Of the 119 head coaches in what used to be called Division I football, five of them are black, now that Karl Dorrell has been fired.
Ole Miss hired Houston Nutt just hours after his resignation. Nebraska wasted little time in hiring LSU’s Bo Pelini. Meanwhile, UCLA is looking at Boise State’s Chris Petersen, Texas Tech’s Mike Leach and Steve Mariucci.
In other words, Imus interviewed more black candidates.
By the way, has anyone heard his new radio show?
Or is it on the NFL Network?
Remember when the Poulan Weed Eater Bowl was the standard for ridiculousness?
You’re one of five now, Sly. And with wins against Auburn, Alabama and Kentucky this year, you’re almost a lock to keep that Mississippi State job! (Doug Pensinger / Getty Images)
Now you got PapaJohns.com.
One day historians will link the fall of the republic to the rise of the chain pizzerias.
Don’t know about you, but my New Year’s Eve plans are all up in the air. Talk about a quandary: Do I go with the Bell Helicopter Armed Services Bowl? The Sun Bowl or the Humanitarian Bowl? Gaylord Hotels Music City Bowl, Chick-fil-A, or Insight?

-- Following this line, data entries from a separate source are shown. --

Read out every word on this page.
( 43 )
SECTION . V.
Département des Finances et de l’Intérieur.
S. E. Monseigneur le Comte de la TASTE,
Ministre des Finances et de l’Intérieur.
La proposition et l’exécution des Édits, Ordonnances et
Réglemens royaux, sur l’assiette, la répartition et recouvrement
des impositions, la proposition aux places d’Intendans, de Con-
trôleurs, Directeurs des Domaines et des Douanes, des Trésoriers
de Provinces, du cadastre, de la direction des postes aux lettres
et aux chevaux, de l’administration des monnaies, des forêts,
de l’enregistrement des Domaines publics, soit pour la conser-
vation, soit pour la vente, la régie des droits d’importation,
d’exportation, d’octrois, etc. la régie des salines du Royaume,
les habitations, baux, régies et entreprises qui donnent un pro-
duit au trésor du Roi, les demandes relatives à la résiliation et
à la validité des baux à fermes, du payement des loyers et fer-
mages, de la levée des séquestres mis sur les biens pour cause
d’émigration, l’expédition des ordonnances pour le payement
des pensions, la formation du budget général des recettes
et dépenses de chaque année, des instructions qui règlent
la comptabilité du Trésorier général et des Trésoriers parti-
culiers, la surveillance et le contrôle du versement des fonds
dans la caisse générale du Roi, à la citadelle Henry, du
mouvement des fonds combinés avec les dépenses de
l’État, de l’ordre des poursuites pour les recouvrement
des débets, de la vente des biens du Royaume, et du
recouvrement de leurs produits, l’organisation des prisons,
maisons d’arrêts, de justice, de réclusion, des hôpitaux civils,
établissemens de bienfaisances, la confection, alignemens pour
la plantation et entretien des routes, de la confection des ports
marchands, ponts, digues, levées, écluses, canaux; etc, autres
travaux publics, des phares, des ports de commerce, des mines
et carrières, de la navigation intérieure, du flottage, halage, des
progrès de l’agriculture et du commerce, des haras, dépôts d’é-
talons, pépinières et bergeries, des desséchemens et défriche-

How do you make sense of it all?
And why isn’t there a Hooters Bowl?
Breaking news: Kirk Herbstreit has accepted the position as Ohio State’s SID.
More breaking news: After losing to the Jets, the Miami Dolphins have just been declared bowl ineligible.
John Beck, the quarterback they coveted in the draft, had three interceptions and two fumbles. So who needs Brady Quinn?
Watch a weekend of college football and all you hear about is guys making plays in space.
Back when I was in college, you had to go to the hippie dorm and get a little something before you could do that.
Frustrated Patriots fans might want to take a deep breath and count to about 12. That’s about how much time Tom Brady had to throw the winning touchdown.
Saw that epic struggle between the Giants and the Bears. Ever get the feeling that playing for seeding in the NFC is like playing for the NIT?
Friend of mine just called on the way to his first physical therapy appointment. Guy wants to know if insurance will cover the Happy Ending.
My spy at the big NASCAR banquet said Tom Brokaw was funnier than David Spade.
Sounds like David Spade was as funny as… David Spade usually is. (Chris Trotman / Getty Images)
What did you think would happen when the writers went on strike?
Then there’s Tony Stewart, who went to the Carnegie Deli and ordered a cheeseburger.
Some people are just beyond help.
The real question is, did he ask for the Miracle Whip, too?
Harris poll voter Blair Kerkhoff of the Kansas City Star voted for LSU-Oklahoma in the BCS championship.
That’s a guy who had it right.
All you need to know about this year’s Heisman: The candidate with the greatest name recognition plays for Hawaii.
Where his toughest course is CPR.
According to the New York Times, Oregon quarterback Dennis Dixon was doing his post-graduate work in billiards. No, I’m not kidding. That’s a class. His only one, in fact.
So who says the scholar-athlete ideal is dead?
Even as I write this, some enterprising producer is cooking up a pitch for one of those Curt Gowdy-type hunting shows with Bobby Knight. Special guest star: Dick Cheney.
Since returning to the Lakers, Phil Jackson’s team has gone from 45 wins to 42 wins. So management did the only thing it could: extend his contract and give him a raise from $10 to $12 million per.